I used a file recovery program on my PC and it seemed to find the mssing files and directories fine (and, of course, a bunch of useless missing chains), but I don't see way to restore them. Well, I could restore them on the C drive and them move them to the D, but surely there's a way to rebuild/restore them on the D drive (where they seem to be taking up space), right?
 
Q: How do I repair a corrupt master file table?

A: It rarely happens that MFT becomes corrupted. NTFS stores a copy of MFT that is called MFT mirror. If problem occurs, NTFS tries to synchronize these copies.

You can try to run Check Disk utility from Windows environment. Or if Windows is not bootable, boot from floppies or bootable CD-ROM to Recovery Console and run CHKDSK utility that could help you.

If the damage to MFT is serious, standard utilities might help you and you'll see "Drive cannot be accessed" message when trying to access the drive in Windows Explorer. In this case we recommend you to use third party software, like Active@ UNERASER for DOS or Active@ File Recovery for Windows to access and save your files to another drive, and then reformat the partition.
source: NTFS.com

Try running the CHKDSK /R from the Recovery Console instead...

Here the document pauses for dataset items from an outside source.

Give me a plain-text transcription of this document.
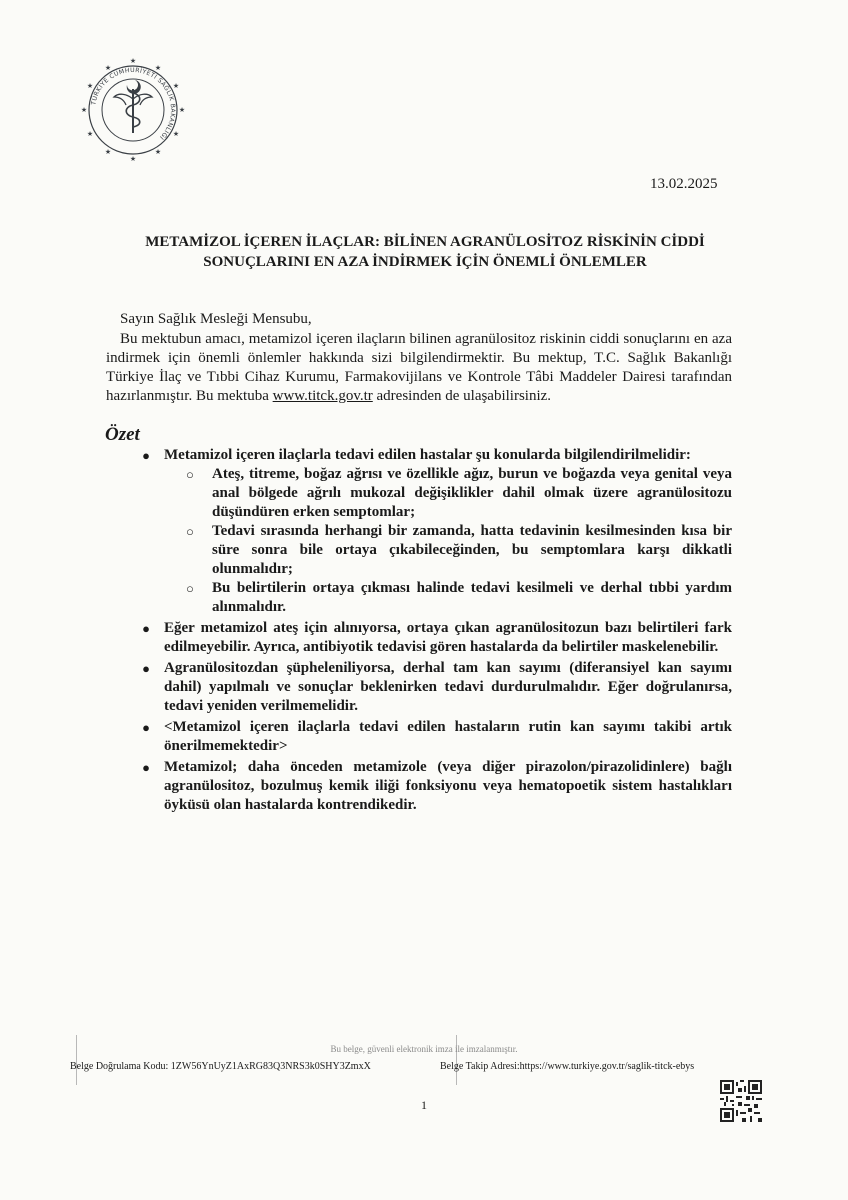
★
★
★
★
★
★
★
★
★
★
★
★
TÜRKİYE CUMHURİYETİ SAĞLIK BAKANLIĞI
13.02.2025
METAMİZOL İÇEREN İLAÇLAR: BİLİNEN AGRANÜLOSİTOZ RİSKİNİN CİDDİ
SONUÇLARINI EN AZA İNDİRMEK İÇİN ÖNEMLİ ÖNLEMLER
Sayın Sağlık Mesleği Mensubu,
Bu mektubun amacı, metamizol içeren ilaçların bilinen agranülositoz riskinin ciddi sonuçlarını en aza indirmek için önemli önlemler hakkında sizi bilgilendirmektir. Bu mektup, T.C. Sağlık Bakanlığı Türkiye İlaç ve Tıbbi Cihaz Kurumu, Farmakovijilans ve Kontrole Tâbi Maddeler Dairesi tarafından hazırlanmıştır. Bu mektuba www.titck.gov.tr adresinden de ulaşabilirsiniz.
Özet
● Metamizol içeren ilaçlarla tedavi edilen hastalar şu konularda bilgilendirilmelidir:
○ Ateş, titreme, boğaz ağrısı ve özellikle ağız, burun ve boğazda veya genital veya anal bölgede ağrılı mukozal değişiklikler dahil olmak üzere agranülositozu düşündüren erken semptomlar;
○ Tedavi sırasında herhangi bir zamanda, hatta tedavinin kesilmesinden kısa bir süre sonra bile ortaya çıkabileceğinden, bu semptomlara karşı dikkatli olunmalıdır;
○ Bu belirtilerin ortaya çıkması halinde tedavi kesilmeli ve derhal tıbbi yardım alınmalıdır.
● Eğer metamizol ateş için alınıyorsa, ortaya çıkan agranülositozun bazı belirtileri fark edilmeyebilir. Ayrıca, antibiyotik tedavisi gören hastalarda da belirtiler maskelenebilir.
● Agranülositozdan şüpheleniliyorsa, derhal tam kan sayımı (diferansiyel kan sayımı dahil) yapılmalı ve sonuçlar beklenirken tedavi durdurulmalıdır. Eğer doğrulanırsa, tedavi yeniden verilmemelidir.
● <Metamizol içeren ilaçlarla tedavi edilen hastaların rutin kan sayımı takibi artık önerilmemektedir>
● Metamizol; daha önceden metamizole (veya diğer pirazolon/pirazolidinlere) bağlı agranülositoz, bozulmuş kemik iliği fonksiyonu veya hematopoetik sistem hastalıkları öyküsü olan hastalarda kontrendikedir.
Bu belge, güvenli elektronik imza ile imzalanmıştır.
Belge Doğrulama Kodu: 1ZW56YnUyZ1AxRG83Q3NRS3k0SHY3ZmxX	Belge Takip Adresi:https://www.turkiye.gov.tr/saglik-titck-ebys
1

How to install and use the Recovery Console in Windows XP


Ben

"If it works don't fix it! If it doesn't use a sledgehammer..."
 
Thanks! Apparently, when I ran CHKDSK it saved the directories and files to an invisible directory named something like FOUND.000, so I had to open the command prompt and manually move them back to their proper place because they didn't appear in explorer.